Le nouveau système utilise le modèle Muse Spark annoncé tout récemment, explique Engadget, mais sa disponibilité en Europe est assez incertaine.
Une IA qui fouille dans les groupes Facebook
L’outil sobrement nommé « AI Mode » promet de se démarquer des ChatGPT, Gemini et consorts en offrant « des points de vue et des expériences authentiques plutôt qu’une simple liste de résultats ». Pour ce faire, il va s’appuyer sur les contenus postés « dans les groupes ou dans les Reels ». Sur sa bande démo, Meta met en avant des conseils touristiques avec d’élégantes photos picorées chez Instagram.
La réalité pourrait cependant être bien différente.
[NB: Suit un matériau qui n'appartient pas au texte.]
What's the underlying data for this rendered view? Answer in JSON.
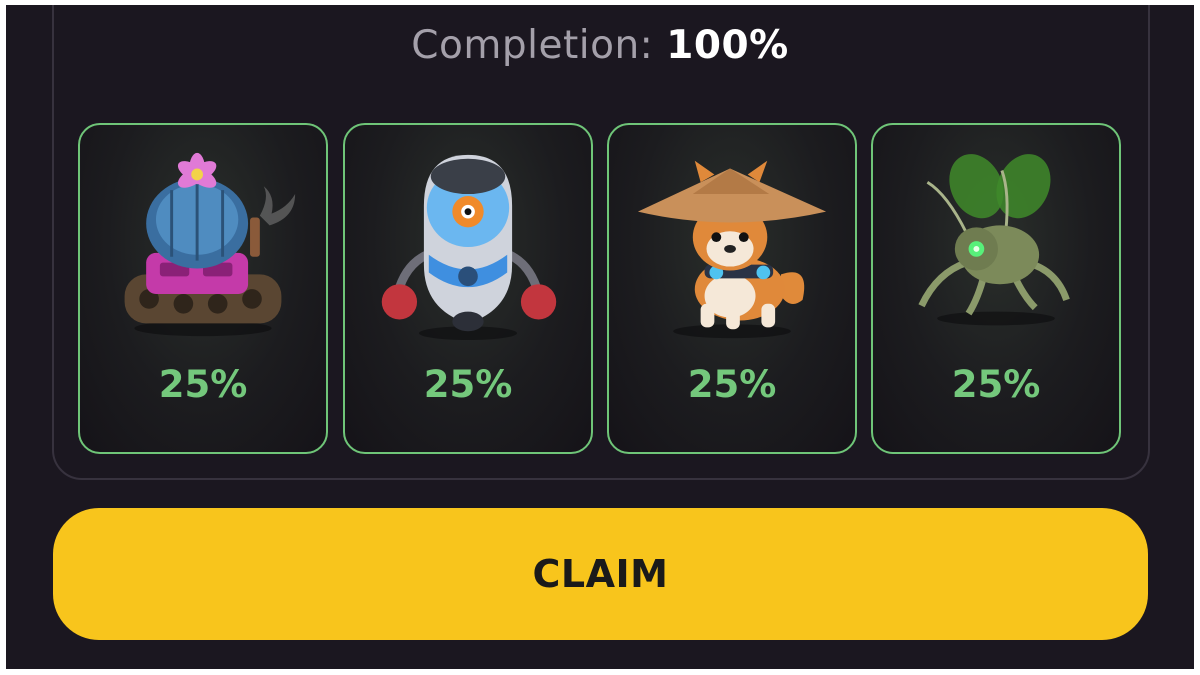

Année après année et rapport après rapport, les plateformes de Meta sont pointées du doigt comme étant des terreaux propices à la diffusion de fausses informations et des outils de polarisation idéologique.
D’après un rapport de l’organisation Science Feedback daté de 2026, 15 % des contenus publiés sur Facebook et 8 % de ceux publiés sur Instagram sont faux. En 2021, la firme enterrait un rapport qui soulignait la mise en avant de certains articles douteux liant vaccin contre le Covid et morts suspectes. En 2024, c’est carrément la Commission européenne qui interrogeait Meta à propos de possibles campagnes d’ingérence russe durant les élections européennes.
Un déploiement à haut risque
Pas sûr donc que se reposer sur les contenus publiés dans les groupes Facebook et sur les fils Instagram publics soit le meilleur moyen de s’informer. Néanmoins, avec ses trois milliards d’utilisateurs et d’utilisatrices, il est vrai que Facebook dispose d’une richesse de témoignages incomparable. Encore faut-il réussir à trier le bon grain de l’ivraie.
Si Facebook n’a pas donné d’informations quant à la disponibilité de son produit en Europe, il se pourrait bien que ces considérations politiques compliquent son lancement sur le Vieux Continent. Bruxelles veille déjà au grain concernant le déploiement d’IA au sein des logiciels du quotidien, mais quand, en plus, ces dernières posent des questions concernant la modération des plateformes, c’est à la fois le DMA et le DSA qui pourraient s’en mêler.